Я кивнула и молча ушла обратно в квартиру. В комнате было душно и тесно. На кухне сидел Скворцов и играл на гитаре.
– Зачем вам Лариса? – спросила я. Голос выдал с потрохами. Опять же алкоголь.
Он перебрал струны.
– А я ей зачем? – Скворцов дотянулся до стоящей на столе бутылки водки, отхлебнул из горлышка и снова взялся за инструмент.
Я пожала плечами и толкнула дверь лоджии. Сначала показалось, что там пусто, но нет. На полу сидел по-турецки некий вьюнош и курил тонкую черную сигарету.

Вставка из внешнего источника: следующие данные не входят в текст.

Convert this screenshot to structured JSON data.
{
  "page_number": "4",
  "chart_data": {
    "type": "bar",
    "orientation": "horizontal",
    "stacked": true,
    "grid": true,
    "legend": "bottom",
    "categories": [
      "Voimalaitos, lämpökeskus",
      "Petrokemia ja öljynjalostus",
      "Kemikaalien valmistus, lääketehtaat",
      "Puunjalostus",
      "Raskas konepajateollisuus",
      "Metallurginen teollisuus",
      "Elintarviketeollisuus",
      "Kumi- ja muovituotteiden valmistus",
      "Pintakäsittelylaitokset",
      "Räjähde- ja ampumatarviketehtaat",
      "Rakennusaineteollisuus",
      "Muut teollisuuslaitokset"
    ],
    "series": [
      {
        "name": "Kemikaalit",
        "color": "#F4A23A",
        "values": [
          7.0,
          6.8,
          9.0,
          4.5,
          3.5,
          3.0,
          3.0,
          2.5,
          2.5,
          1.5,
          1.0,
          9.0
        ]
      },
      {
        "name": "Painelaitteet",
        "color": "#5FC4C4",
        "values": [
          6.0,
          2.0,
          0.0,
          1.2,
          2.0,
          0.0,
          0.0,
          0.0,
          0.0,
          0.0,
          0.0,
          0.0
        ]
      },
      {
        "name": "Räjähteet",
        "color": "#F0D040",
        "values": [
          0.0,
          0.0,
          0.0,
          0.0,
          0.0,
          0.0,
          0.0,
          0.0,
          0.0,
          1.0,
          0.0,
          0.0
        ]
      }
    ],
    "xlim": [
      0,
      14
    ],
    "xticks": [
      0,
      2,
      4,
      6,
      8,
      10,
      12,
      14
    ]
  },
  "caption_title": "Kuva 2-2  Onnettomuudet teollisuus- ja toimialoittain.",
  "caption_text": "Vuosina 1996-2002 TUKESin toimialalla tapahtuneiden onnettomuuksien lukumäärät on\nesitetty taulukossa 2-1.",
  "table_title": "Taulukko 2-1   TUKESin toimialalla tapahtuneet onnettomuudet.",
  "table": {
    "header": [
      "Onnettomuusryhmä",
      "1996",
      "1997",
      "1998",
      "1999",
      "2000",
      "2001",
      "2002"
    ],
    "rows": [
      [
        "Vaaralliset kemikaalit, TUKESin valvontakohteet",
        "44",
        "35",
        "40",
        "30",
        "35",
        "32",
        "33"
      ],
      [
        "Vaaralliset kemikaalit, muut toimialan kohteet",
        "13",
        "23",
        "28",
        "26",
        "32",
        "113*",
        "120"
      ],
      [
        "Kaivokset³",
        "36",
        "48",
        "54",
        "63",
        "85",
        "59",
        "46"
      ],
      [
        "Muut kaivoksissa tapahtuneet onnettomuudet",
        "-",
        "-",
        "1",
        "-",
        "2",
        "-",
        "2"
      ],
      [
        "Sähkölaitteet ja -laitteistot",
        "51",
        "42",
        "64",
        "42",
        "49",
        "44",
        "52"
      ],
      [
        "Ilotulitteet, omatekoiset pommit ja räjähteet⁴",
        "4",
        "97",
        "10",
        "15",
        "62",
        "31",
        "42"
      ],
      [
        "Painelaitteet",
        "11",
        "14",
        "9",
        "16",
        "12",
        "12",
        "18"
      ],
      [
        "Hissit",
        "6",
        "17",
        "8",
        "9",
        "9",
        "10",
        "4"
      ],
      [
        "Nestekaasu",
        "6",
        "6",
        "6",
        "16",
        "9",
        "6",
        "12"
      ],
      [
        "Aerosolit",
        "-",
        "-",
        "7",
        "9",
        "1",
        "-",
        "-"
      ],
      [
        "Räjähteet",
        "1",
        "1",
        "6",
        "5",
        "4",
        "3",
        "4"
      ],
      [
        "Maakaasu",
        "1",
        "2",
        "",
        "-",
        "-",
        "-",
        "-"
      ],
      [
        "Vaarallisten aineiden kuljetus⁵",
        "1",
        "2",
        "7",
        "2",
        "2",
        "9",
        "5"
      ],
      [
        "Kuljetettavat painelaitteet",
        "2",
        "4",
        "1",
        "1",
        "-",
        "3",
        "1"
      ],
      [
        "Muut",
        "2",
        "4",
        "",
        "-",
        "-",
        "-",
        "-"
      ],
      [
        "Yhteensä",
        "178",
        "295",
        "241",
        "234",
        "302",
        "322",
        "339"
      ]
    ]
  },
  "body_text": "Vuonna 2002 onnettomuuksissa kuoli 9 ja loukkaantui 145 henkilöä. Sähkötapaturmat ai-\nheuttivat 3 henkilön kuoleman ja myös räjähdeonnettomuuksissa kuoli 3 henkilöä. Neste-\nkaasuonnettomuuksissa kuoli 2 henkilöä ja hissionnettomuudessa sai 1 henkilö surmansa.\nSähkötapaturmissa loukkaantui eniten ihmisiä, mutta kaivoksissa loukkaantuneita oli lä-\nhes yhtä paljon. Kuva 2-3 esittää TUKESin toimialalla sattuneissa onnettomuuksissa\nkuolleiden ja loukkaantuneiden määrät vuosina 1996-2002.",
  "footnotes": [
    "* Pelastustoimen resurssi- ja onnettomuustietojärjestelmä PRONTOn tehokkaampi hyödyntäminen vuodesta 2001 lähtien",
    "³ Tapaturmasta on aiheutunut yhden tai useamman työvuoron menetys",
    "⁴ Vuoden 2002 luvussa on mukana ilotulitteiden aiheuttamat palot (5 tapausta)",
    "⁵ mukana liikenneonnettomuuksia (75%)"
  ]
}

– Привет, – сказал он. – Я Дима.
– Виделись, – ответила я, – я Смертью была.
Помолчали. Черный город за стеклом почти не отсвечивал. Ветви укрывавших кладбище лип и тополей застыли причудливым кружевом. Интересно, во что местные дети играют на могилах?
– Ты друг Ларисы?
– Вроде бы. Только меня девушка бросила. Точнее, я ушел.
– Ты хиппи.
– Панк нот дэт![31]
Я пригляделась. Ну да, ну да. Черный прикид, цепи, длинные волосы… А собственно, почему нет? Я села рядом:
– Дай сигаретку?
– На. Тут еще пиво.
За стеклом Скворцов снова отхлебнул водки и протянул бутылку за занавеску. Кажется, занавеска ему ответила.
* * *
Я проснулась оттого, что ломило все тело. Белое утро переходило в день. Лишних в квартире не осталось. Рядом спала Лариса. Кричали воробьи. Я только начала приходить в себя, когда в комнату вошел Скворцов со стаканами.
– Это что? – спросила я.
– Таблетки. Вода. Разбудишь Ларису. Блины и чай на плите. Я пошел, до вечера. И не пейте вы то, что приносят парни. Жуткая химия.
Скворцов ушел. Я смотрела на таблетки. Ночь вспоминалась урывками.